Nursing Priorities & Discharge Goals


  1. Maintain homeostasis.
  2. Prevent complications.
  3. Provide information about disease process/prognosis and treatment needs.
  4. Support adjustment to lifestyle changes.


  1. Fluid/electrolyte balance stabilized.
  2. Complications prevented/minimized.
  3. Disease process/prognosis and therapeutic regimen understood.
  4. Dealing realistically with situation; initiating necessary lifestyle changes.
  5. Plan in place to meet needs after discharge.

Nursing Care Plan for Chronic Renal Failure: Nursing Diagnosis & Intervention

Nursing Diagnosis Of Chronic Renal Failure:

  • Cardiac Output, risk for decreased related to Fluid imbalances affecting circulating volume, myocardial workload, and systemic vascular resistance (SVR), Alterations in rate, rhythm, cardiac conduction (electrolyte imbalances, hypoxia), Accumulation of toxins (urea), soft-tissue calcification (deposition of calcium phosphate).

Nursing Intervention of Chronic Renal Failure with Rationale:

Hemodynamic Regulation (NIC)


  1. Auscultate heart and lung sounds. Evaluate presence of peripheral edema/vascular congestion and reports of dyspnea. Rationale: S3/S4 heart sounds with muffled tones, tachycardia, irregular heart rate, tachypnea, dyspnea, crackles, wheezes, and edema/jugular distension suggest HF.
  2. Assess presence/degree of hypertension: monitor BP; note postural changes, e.g., sitting, lying, standing. Rationale: Significant hypertension can occur because of disturbances in the renin-angiotensin-aldosterone system (caused by renal dysfunction). Although hypertension is common, orthostatic hypotension may occur because of intravascular fluid deficit, response to effects of antihypertensive medications, or uremic pericardial tamponade.
  3. Investigate reports of chest pain, noting location, radiation, severity (0–10 scale), and whether or not it is intensified by deep inspiration and supine position. Rationale: Although hypertension and chronic HF may cause MI, approximately half of CRF patients on dialysis develop pericarditis, potentiating risk of pericardial effusion/tamponade.
  4. Evaluate heart sounds (note friction rub), BP, peripheral pulses, capillary refill, vascular congestion, temperature, and sensorium/mentation. Rationale: Presence of sudden hypotension, paradoxic pulse, narrow pulse pressure, diminished/absent peripheral pulses, marked jugular distension, pallor, and a rapid mental deterioration indicate tamponade, which is a medical emergency.
  5. Assess activity level, response to activity. Rationale: Weakness can be attributed to HF and anemia.

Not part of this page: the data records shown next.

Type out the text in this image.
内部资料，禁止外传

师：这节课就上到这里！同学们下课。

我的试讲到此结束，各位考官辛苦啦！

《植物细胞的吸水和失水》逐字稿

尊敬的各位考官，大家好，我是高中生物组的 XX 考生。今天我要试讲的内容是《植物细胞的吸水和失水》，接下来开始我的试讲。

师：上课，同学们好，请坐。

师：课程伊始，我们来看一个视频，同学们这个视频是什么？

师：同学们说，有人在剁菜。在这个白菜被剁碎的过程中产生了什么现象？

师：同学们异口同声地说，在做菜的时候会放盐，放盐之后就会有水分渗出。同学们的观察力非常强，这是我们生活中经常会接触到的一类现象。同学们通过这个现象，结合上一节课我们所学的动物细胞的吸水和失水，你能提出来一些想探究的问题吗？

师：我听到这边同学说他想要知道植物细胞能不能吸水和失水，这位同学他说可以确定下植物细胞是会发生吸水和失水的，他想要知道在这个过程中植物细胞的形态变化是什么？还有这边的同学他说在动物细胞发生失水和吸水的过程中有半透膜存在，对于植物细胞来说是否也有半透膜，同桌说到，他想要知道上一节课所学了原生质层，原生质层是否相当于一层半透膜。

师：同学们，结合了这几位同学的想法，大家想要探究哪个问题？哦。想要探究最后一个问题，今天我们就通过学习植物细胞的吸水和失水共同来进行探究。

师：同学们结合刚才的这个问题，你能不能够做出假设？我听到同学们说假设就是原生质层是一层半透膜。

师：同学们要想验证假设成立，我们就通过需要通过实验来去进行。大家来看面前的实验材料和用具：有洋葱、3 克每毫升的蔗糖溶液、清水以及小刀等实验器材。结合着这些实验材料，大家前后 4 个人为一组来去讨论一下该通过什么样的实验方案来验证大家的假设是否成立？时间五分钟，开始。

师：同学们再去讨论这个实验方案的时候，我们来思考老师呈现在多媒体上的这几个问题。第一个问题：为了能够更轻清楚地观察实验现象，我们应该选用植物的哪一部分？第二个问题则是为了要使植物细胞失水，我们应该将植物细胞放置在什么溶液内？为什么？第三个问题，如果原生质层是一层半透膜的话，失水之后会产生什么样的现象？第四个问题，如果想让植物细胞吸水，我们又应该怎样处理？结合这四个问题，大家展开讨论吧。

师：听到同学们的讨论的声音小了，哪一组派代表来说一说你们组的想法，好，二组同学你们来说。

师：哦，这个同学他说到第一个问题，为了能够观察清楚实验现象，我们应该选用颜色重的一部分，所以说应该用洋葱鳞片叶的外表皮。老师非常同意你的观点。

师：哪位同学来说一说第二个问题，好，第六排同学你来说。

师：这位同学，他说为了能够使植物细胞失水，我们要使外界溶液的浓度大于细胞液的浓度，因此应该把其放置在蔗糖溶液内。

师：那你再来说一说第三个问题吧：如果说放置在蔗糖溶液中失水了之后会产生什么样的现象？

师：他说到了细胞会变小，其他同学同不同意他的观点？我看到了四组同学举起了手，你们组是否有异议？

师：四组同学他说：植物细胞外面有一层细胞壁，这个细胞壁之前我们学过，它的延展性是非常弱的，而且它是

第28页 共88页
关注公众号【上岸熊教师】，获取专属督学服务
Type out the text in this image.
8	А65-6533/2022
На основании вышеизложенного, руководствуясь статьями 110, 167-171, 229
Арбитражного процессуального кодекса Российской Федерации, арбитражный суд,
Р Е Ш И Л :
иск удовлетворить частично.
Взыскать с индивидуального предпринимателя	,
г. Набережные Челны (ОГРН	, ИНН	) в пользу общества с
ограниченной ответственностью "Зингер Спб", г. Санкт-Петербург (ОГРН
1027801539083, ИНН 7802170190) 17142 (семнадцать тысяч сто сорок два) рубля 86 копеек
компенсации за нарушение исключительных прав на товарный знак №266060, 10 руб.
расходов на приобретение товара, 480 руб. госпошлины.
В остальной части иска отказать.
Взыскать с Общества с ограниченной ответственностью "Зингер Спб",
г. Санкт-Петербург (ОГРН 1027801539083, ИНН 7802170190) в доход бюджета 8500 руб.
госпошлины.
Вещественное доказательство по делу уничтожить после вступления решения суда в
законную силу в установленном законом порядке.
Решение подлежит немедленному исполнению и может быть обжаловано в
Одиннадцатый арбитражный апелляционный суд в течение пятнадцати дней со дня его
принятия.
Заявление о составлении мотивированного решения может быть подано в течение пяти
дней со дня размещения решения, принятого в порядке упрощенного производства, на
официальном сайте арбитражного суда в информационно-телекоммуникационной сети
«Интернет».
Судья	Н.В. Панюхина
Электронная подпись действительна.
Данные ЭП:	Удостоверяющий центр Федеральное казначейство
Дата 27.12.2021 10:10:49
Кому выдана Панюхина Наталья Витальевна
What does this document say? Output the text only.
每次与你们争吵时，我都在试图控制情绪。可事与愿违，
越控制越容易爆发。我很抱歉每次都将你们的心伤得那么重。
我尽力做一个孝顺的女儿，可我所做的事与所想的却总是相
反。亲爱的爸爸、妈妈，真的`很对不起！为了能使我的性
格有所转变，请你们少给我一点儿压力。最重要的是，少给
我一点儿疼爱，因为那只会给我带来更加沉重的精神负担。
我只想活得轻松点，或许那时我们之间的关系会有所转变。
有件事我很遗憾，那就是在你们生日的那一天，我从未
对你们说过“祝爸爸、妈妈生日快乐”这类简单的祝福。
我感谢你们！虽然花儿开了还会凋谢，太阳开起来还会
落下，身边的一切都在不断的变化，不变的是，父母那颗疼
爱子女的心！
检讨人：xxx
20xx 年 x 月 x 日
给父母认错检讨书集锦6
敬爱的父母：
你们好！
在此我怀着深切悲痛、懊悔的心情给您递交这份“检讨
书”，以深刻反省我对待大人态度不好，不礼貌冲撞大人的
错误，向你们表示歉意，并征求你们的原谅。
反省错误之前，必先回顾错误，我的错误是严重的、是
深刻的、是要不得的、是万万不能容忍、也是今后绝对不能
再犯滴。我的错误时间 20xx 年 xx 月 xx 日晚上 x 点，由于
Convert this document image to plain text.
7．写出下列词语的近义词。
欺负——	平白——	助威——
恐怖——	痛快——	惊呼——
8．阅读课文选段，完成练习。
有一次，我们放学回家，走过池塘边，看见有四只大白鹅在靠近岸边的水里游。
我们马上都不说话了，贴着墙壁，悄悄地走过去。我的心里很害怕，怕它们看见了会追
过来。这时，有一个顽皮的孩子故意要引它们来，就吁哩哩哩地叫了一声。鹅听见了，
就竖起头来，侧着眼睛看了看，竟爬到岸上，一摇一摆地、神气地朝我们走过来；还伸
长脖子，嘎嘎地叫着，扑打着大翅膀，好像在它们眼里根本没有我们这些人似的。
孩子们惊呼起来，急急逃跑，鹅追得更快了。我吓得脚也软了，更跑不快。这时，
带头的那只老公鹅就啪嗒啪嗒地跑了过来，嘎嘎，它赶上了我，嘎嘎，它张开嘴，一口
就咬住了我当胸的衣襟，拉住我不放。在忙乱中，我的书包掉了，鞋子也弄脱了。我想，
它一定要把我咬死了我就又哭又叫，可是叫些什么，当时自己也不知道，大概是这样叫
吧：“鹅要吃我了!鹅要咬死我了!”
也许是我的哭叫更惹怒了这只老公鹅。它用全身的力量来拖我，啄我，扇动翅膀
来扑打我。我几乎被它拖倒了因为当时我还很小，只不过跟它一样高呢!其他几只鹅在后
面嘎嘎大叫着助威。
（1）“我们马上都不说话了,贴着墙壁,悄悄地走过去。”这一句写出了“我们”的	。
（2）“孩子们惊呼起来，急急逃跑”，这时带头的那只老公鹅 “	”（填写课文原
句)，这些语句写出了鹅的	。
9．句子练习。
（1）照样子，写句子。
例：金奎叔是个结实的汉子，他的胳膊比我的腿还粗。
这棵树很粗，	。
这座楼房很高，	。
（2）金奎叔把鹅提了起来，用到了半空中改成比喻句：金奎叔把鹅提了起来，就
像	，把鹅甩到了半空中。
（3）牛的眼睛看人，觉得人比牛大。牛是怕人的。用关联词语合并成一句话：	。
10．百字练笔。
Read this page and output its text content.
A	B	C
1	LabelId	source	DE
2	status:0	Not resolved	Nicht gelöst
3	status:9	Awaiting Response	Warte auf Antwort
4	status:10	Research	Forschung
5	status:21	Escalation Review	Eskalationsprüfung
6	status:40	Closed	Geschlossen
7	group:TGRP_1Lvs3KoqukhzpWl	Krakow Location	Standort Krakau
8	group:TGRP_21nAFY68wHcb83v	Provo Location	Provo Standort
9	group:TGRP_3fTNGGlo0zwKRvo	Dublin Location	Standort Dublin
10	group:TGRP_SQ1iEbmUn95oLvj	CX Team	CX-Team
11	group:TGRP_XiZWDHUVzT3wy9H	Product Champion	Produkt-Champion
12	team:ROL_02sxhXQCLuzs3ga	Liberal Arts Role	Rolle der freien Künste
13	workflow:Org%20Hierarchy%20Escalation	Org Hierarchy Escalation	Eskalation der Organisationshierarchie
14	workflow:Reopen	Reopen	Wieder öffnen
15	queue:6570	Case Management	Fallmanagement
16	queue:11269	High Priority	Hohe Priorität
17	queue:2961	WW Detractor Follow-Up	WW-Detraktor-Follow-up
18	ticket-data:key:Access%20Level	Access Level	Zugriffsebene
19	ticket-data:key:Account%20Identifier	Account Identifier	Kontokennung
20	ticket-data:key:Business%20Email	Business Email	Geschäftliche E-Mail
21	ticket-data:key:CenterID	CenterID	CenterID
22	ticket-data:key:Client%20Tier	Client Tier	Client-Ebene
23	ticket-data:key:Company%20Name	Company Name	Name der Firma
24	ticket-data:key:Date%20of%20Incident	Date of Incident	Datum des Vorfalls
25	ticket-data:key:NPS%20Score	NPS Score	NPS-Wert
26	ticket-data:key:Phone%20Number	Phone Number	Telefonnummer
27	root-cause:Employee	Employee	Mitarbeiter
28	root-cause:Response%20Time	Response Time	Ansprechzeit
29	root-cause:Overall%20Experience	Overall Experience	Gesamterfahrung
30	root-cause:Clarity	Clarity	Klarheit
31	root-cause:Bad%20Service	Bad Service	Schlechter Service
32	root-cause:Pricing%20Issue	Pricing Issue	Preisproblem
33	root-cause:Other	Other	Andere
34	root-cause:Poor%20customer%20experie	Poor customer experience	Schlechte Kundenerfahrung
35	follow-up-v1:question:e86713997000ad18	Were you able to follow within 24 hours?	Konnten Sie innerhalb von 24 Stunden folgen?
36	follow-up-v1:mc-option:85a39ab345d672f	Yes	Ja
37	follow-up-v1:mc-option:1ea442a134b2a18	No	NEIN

  1. Monitor laboratory/diagnostic studies, e.g.: Electrolytes (potassium, sodium, calcium, magnesium), BUN/Cr; Rationale: Imbalances can alter electrical conduction and cardiac function; Do Chest x-rays. Rationale: Useful in identifying developing cardiac failure or soft-tissue calcification.
  2. Administer antihypertensive drugs, e.g., prazosin (Minipress), captopril (Capoten), clonidine (Catapres), hydralazine (Apresoline). Rationale: Reduces systemic vascular resistance and/or renin release to decrease myocardial workload and aid in prevention of HF and/or MI.
  3. Prepare for dialysis. Rationale: Reduction of uremic toxins and correction of electrolyte imbalances and fluid overload may limit/prevent cardiac manifestations, including hypertension and pericardial effusion.
  4. Assist with pericardiocentesis as indicated. Rationale: Accumulation of fluid within pericardial sac can compromise cardiac filling and myocardial contractility, impairing cardiac output and potentiating risk of cardiac arrest.